Jeudi 23 avril 2015.

Les élèves ont découvert l’exposition SO3 et ont réalisé une maquette de dessins en duo.

Regardez.

 

Les visit’ateliers autour de l’exposition « Au commencement était le bruit… ».

Du 11/12/14 au 24/01/2015.

L’exposition Au commencement était le bruit… de Steina et Woody Vasulka a accueilli de nombreuses classes : écoles maternelles et primaires de Bourogne, la classe de Ce2 de l’école primaire Jules Heidet,  le collège Châteaudun (Belfort), le collège Lou Blazer (Montbéliard),  la chorale du collège Sainte Marie (Belfort), le collège Camille Claudel (Montreux-Château) et le lycée agricole de Vesoul. Des ateliers étaient proposés autour de l’exposition comme la découverte de quelques livres avec Fabien et l’utilisation des tablettes graphiques où les élèves dessinaient ce qu’ils imaginaient d’après une écoute d’extraits de musique bruitiste comme Russolo.

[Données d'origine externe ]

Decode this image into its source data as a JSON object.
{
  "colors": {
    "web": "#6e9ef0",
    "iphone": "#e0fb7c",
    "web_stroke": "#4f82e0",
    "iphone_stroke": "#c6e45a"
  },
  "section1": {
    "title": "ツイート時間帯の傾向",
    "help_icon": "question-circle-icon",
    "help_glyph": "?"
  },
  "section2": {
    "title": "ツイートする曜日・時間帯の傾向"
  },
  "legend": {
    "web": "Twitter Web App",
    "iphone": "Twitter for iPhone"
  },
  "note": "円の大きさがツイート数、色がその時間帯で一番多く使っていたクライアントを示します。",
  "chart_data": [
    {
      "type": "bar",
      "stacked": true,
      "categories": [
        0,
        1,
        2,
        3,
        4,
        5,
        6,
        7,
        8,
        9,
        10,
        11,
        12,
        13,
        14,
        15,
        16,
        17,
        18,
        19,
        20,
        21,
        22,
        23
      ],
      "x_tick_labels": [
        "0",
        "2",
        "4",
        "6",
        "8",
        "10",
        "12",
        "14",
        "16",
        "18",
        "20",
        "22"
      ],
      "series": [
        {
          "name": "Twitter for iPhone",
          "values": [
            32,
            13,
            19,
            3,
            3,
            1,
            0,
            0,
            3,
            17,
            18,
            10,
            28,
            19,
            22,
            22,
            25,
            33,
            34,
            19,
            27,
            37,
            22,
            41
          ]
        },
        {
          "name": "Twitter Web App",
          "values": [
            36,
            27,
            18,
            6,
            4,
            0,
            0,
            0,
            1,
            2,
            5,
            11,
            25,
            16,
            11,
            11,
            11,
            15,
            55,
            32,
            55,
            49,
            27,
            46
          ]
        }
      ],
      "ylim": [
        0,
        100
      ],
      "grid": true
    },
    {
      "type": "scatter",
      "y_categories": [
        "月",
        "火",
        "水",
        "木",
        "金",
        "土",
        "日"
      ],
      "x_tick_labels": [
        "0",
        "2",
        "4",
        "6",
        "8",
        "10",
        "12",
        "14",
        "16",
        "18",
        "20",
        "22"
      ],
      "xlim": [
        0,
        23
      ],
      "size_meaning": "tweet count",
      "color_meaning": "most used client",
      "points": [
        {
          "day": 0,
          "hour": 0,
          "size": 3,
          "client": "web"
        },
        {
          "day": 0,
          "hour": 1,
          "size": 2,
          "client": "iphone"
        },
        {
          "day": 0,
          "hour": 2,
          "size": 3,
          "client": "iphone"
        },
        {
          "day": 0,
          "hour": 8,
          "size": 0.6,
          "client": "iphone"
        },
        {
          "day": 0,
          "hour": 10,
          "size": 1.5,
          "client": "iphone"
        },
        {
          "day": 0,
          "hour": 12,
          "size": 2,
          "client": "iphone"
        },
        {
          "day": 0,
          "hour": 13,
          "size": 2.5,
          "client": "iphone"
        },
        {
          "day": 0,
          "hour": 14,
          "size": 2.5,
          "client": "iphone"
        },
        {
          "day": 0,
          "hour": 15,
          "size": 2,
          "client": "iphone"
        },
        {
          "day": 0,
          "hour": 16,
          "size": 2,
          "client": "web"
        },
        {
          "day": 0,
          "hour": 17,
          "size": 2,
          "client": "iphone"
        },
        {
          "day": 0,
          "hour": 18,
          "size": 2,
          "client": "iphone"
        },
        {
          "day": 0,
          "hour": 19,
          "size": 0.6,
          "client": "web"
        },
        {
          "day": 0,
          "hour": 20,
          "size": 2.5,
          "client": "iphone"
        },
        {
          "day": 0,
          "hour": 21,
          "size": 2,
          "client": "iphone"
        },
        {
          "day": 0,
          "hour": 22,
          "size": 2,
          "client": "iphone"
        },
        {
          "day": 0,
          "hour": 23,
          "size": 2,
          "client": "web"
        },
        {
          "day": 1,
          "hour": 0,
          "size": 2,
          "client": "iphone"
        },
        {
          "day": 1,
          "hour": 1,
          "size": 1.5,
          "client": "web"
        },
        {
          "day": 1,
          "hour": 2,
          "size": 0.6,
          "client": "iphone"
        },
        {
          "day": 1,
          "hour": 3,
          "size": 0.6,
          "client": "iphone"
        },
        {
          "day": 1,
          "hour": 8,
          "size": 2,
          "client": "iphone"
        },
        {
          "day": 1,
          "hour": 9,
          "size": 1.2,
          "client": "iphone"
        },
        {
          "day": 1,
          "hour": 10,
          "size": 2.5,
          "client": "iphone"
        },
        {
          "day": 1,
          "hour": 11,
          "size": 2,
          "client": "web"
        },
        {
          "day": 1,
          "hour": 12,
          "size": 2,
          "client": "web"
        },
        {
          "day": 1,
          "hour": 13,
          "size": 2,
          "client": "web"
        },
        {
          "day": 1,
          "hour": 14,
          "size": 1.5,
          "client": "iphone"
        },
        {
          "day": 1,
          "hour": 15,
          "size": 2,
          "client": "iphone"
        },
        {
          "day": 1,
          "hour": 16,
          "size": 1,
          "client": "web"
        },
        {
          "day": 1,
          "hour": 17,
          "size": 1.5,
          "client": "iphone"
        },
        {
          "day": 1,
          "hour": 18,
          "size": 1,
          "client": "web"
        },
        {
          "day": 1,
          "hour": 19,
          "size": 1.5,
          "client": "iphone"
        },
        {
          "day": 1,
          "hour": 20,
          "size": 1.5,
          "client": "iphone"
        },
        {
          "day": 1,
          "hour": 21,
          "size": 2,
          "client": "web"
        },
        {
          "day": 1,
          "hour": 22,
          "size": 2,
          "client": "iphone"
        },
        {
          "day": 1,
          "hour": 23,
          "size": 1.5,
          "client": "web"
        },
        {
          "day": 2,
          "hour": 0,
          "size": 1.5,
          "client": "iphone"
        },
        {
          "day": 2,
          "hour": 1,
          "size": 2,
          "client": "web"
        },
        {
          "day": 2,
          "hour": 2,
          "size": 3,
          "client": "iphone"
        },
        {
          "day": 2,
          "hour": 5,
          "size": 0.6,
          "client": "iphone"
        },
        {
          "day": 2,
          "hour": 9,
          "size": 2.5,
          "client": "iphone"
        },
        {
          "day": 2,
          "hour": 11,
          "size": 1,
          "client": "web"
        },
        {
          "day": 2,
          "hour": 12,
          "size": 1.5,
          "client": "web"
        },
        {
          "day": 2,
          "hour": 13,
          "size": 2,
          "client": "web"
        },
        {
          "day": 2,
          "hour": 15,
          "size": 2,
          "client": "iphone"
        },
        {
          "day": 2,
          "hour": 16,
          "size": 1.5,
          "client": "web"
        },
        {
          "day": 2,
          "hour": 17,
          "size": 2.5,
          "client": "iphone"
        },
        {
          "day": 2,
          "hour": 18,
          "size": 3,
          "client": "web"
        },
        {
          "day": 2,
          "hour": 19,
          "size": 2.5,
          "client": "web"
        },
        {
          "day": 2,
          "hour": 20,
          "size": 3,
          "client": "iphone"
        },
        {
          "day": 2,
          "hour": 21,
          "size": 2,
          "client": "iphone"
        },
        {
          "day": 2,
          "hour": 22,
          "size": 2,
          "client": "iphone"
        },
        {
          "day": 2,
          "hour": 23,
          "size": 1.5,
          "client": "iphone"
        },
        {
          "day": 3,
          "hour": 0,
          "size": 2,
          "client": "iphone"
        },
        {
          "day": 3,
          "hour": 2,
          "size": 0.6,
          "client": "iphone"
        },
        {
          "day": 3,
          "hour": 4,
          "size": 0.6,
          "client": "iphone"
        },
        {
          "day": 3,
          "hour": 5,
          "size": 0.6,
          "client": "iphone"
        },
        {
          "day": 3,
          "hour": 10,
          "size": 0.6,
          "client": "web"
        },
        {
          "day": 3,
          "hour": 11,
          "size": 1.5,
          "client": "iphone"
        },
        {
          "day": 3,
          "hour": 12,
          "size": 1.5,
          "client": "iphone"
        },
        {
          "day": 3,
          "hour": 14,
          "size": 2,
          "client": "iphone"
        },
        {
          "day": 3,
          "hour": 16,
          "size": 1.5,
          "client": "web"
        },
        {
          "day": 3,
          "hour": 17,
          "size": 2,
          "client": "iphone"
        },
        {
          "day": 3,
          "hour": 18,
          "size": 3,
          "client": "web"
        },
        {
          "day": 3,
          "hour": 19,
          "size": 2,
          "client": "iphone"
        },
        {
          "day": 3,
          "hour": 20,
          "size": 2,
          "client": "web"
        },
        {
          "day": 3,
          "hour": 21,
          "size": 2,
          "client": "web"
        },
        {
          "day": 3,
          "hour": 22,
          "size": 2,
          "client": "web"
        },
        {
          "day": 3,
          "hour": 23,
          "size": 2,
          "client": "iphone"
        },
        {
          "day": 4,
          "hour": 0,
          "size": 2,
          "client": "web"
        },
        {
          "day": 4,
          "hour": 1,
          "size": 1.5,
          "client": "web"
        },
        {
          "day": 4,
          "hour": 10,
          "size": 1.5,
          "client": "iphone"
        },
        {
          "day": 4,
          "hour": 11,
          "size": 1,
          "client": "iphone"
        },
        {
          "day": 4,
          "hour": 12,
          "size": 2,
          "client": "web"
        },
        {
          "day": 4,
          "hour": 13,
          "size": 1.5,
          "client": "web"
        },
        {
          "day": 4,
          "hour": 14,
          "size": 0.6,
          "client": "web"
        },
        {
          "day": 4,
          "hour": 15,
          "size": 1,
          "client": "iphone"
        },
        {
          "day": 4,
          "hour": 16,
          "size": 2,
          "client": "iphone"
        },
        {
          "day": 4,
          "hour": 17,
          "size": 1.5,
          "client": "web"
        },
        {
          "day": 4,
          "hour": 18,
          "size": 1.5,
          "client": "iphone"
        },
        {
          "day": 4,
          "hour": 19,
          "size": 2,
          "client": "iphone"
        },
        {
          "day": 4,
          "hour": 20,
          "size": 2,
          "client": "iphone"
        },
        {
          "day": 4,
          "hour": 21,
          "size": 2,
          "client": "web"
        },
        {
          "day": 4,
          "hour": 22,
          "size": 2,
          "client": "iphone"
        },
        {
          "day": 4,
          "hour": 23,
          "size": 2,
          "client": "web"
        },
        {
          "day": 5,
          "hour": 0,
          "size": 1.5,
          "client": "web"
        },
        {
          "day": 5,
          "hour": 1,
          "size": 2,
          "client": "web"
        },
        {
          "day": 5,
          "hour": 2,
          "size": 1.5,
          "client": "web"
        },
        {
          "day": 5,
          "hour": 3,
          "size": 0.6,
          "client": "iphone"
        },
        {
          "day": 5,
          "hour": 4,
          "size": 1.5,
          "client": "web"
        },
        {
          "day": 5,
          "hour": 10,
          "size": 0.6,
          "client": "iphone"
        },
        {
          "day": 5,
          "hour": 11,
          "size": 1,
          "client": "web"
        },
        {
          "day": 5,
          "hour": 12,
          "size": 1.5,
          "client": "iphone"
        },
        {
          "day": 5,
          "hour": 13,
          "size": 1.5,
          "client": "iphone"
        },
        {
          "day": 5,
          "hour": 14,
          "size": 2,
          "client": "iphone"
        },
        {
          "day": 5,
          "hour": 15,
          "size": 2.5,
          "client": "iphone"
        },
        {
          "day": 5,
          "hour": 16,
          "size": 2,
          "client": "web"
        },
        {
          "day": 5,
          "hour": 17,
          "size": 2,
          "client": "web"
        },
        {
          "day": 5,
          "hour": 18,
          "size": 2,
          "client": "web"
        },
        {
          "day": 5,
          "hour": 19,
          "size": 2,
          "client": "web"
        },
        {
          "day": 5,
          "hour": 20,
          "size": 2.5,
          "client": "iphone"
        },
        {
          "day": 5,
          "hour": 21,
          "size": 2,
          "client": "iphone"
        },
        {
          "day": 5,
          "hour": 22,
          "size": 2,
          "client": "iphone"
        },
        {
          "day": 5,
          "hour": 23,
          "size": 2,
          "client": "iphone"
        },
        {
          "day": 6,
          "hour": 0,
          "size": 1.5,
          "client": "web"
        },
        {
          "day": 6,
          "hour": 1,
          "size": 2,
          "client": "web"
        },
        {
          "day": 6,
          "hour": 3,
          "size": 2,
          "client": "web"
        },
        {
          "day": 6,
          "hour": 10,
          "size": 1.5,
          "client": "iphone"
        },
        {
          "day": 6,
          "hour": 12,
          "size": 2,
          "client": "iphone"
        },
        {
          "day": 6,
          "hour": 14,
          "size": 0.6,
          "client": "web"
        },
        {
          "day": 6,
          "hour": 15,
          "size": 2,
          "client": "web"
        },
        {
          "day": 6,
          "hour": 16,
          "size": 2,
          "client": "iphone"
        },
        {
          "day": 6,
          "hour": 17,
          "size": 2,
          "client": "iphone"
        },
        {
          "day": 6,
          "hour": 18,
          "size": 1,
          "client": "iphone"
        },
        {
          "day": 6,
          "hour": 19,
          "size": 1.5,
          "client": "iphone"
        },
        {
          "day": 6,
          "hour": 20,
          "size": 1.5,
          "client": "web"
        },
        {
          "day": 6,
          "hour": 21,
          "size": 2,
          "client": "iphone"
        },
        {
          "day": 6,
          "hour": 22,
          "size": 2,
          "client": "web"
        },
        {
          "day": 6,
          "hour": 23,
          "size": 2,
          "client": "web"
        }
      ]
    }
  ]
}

Une plongée dans l’image et le bruit!

Voici quelques souvenirs en images et des extraits de la ronde/chorale des mots clés où le groupe résumait l’exposition par des mots clés, un mouvement et/ou un son.

 

1- Une approche de l’art numérique à travers l’exposition d’art vidéo de Steina et Woody Vasulka.

De septembre à décembre 2014.

Pour introduire le projet, Clémence a invité la classe de CE2 de l’Ecole primaire de Bourogne afin de leur présenter une première approche sur les arts numériques à travers ce dossier interactif : cliquez ici.

Puis, à deux reprises, les élèves sont venus visiter l’exposition Au commencement était le bruit… de Steina et Woody Vasulka. Dans les années 70, ces artistes sont les premiers à utiliser la caméra vidéo pour créer et se passionnent pour le signal électronique pouvant mêler bruit et image. En collaboration avec des ingénieurs, ils inventent des machines permettant une variété d’effets visuels. Leurs vidéos sont très originales. Vous pouvez écouter leur ronde des mots clés résumant ce qu’ils ont découvert et appris.


Pour la dernière séance, un atelier multimédia a été proposé autour d’une application « L’atelier de Mc Laren » (cliquez ici), le célèbre cinéaste expérimental de films d’animation. Il s’est également intéressé à l’interaction son/image où il a directement utilisé la piste optique sonore d’une pellicule pour générer les formes géométriques. Cet atelier multimédia s’inspire de cette technique. Regardez.

[vimeo]http://vimeo.com/119239789[/vimeo]

La prochaine session sera axé autour d’une exposition abordant l’art biotech. Plus d’informations en avril 2015.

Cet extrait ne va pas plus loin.